Drugged driving is becoming more prevalent in California and the rest of the U.S. A new report from the Governors Highway Safety Association studied the fatal car crash data for 2016 and found that 44 percent of fatally injured drivers who were tested for drugs came up positive; this is a jump from a decade ago when 26 percent of such drivers tested positive.

Among the drug-positive fatalities in 2016, 38 percent were found with some form of marijuana, 16 percent with opioids and 4 percent with both. Approximately 51 percent tested positive for two or more drugs, and 49 percent of fatally injured drivers who tested positive for alcohol intoxication were also found with drugs in their system.

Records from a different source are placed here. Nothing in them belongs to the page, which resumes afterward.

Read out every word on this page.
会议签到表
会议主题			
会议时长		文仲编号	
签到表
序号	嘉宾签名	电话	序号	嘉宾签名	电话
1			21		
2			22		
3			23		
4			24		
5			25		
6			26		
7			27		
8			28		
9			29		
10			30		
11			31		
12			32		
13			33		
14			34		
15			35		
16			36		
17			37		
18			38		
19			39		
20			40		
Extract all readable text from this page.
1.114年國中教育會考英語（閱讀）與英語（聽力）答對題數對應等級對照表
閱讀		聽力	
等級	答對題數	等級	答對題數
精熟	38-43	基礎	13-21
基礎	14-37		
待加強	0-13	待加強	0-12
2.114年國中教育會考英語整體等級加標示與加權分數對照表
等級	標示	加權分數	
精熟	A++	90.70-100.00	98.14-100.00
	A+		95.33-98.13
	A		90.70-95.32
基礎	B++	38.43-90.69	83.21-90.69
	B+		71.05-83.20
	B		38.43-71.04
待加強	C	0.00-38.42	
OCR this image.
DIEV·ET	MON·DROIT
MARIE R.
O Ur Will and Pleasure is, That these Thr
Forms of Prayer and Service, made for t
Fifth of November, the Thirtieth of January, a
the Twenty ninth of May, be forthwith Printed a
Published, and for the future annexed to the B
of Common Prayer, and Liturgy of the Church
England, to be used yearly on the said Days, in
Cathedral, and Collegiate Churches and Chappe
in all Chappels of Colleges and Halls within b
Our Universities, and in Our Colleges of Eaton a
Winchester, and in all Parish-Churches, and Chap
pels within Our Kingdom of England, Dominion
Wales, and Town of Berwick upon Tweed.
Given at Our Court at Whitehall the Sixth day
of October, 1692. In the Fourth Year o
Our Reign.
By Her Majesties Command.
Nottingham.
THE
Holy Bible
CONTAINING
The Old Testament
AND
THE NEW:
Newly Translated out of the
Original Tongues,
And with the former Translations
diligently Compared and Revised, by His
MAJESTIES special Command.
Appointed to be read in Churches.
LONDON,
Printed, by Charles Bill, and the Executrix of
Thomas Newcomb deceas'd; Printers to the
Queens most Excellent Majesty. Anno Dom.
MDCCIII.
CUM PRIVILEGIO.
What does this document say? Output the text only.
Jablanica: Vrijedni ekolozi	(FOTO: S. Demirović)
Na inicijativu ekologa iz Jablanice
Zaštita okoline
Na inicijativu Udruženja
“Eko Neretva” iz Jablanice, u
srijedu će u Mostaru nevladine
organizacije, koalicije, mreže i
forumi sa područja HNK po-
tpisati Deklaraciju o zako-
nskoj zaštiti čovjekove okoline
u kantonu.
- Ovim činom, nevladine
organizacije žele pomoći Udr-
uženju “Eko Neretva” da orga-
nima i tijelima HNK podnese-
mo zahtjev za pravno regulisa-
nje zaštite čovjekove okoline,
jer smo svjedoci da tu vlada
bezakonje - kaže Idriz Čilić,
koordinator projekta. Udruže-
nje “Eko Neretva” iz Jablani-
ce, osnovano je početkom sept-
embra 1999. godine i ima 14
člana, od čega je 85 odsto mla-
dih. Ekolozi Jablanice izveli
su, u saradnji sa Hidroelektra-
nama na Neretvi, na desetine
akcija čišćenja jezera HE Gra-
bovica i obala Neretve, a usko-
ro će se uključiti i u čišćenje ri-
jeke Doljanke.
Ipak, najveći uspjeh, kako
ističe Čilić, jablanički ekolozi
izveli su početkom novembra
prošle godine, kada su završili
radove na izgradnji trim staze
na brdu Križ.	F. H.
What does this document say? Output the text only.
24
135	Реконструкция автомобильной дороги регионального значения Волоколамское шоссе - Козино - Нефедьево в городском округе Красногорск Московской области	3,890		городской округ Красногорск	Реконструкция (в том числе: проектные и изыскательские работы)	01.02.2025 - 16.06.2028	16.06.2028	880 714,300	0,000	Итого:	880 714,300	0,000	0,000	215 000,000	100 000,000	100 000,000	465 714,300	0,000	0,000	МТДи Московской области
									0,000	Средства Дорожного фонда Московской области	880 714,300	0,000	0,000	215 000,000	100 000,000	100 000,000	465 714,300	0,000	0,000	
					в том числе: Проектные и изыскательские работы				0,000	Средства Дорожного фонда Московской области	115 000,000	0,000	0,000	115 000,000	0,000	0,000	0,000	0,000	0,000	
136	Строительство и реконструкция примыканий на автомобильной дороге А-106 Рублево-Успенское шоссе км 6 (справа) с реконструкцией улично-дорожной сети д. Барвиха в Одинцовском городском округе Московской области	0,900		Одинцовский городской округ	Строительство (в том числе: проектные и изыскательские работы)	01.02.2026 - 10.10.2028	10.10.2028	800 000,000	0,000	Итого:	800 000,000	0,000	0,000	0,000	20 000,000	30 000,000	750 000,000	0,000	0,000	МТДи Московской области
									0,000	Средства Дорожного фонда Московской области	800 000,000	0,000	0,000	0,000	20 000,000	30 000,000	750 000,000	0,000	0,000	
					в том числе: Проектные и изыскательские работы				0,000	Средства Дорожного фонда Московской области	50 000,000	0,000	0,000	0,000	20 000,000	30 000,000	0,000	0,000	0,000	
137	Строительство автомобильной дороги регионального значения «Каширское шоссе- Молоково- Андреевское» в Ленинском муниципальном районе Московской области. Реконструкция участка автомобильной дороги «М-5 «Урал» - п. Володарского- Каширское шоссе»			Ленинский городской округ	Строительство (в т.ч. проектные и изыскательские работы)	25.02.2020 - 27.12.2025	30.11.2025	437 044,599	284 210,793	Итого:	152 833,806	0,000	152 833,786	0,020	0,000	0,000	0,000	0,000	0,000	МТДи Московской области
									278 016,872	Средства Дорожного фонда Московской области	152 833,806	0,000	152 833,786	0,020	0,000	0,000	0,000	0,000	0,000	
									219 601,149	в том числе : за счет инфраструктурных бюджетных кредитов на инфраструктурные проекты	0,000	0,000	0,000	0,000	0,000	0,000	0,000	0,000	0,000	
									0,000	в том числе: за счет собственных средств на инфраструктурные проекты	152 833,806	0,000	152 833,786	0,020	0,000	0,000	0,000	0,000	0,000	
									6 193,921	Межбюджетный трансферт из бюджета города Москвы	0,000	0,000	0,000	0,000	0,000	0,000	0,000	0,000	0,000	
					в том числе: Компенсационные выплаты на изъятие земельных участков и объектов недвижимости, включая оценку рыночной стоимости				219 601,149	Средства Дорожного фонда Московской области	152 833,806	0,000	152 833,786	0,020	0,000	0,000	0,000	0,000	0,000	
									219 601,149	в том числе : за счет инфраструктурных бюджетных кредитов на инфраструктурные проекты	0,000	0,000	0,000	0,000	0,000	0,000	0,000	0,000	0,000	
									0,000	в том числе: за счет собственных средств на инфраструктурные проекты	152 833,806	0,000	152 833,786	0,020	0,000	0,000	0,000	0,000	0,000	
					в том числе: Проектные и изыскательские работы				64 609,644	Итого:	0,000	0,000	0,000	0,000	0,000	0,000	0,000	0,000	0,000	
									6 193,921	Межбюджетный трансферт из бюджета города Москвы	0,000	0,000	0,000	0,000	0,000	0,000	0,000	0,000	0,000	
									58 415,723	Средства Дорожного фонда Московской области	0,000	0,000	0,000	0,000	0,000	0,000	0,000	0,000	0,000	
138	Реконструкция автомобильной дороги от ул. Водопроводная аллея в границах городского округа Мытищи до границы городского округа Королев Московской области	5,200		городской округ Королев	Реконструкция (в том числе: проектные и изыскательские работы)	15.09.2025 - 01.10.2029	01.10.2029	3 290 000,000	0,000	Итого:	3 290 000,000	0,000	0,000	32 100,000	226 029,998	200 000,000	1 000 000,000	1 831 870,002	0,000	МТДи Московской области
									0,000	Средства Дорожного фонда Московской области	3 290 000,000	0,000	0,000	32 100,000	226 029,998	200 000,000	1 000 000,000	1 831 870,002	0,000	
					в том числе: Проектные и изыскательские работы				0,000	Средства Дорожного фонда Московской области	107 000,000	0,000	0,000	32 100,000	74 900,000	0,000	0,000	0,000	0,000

Both the GHSA and Responsibility.org, the organization that funded the study, note that alcohol-impaired driving and drug-impaired driving should not be thought of separately. Methods for testing the presence of alcohol and of drugs are similar; the GHSA and Responsibility.org even offer two grant programs to help police detect signs of impaired driving.

However, there are several challenges. First, the presence of drugs does not automatically mean impairment. Drugs have different effects on different constitutions. Drug testing methods also vary from state to state, and the sheer number of drugs to test for can be overwhelming. Moreover, not all drivers are tested.

Marijuana use has increased considerably, and its ability to impair driving cannot be argued in general. If officers find that drugs were involved in a car accident, those who were not to blame may be able to file a third-party insurance claim. A lawyer may review the crash more thoroughly before proceeding to negotiations. If successful, the victim might be covered for medical bills, vehicle damage and more.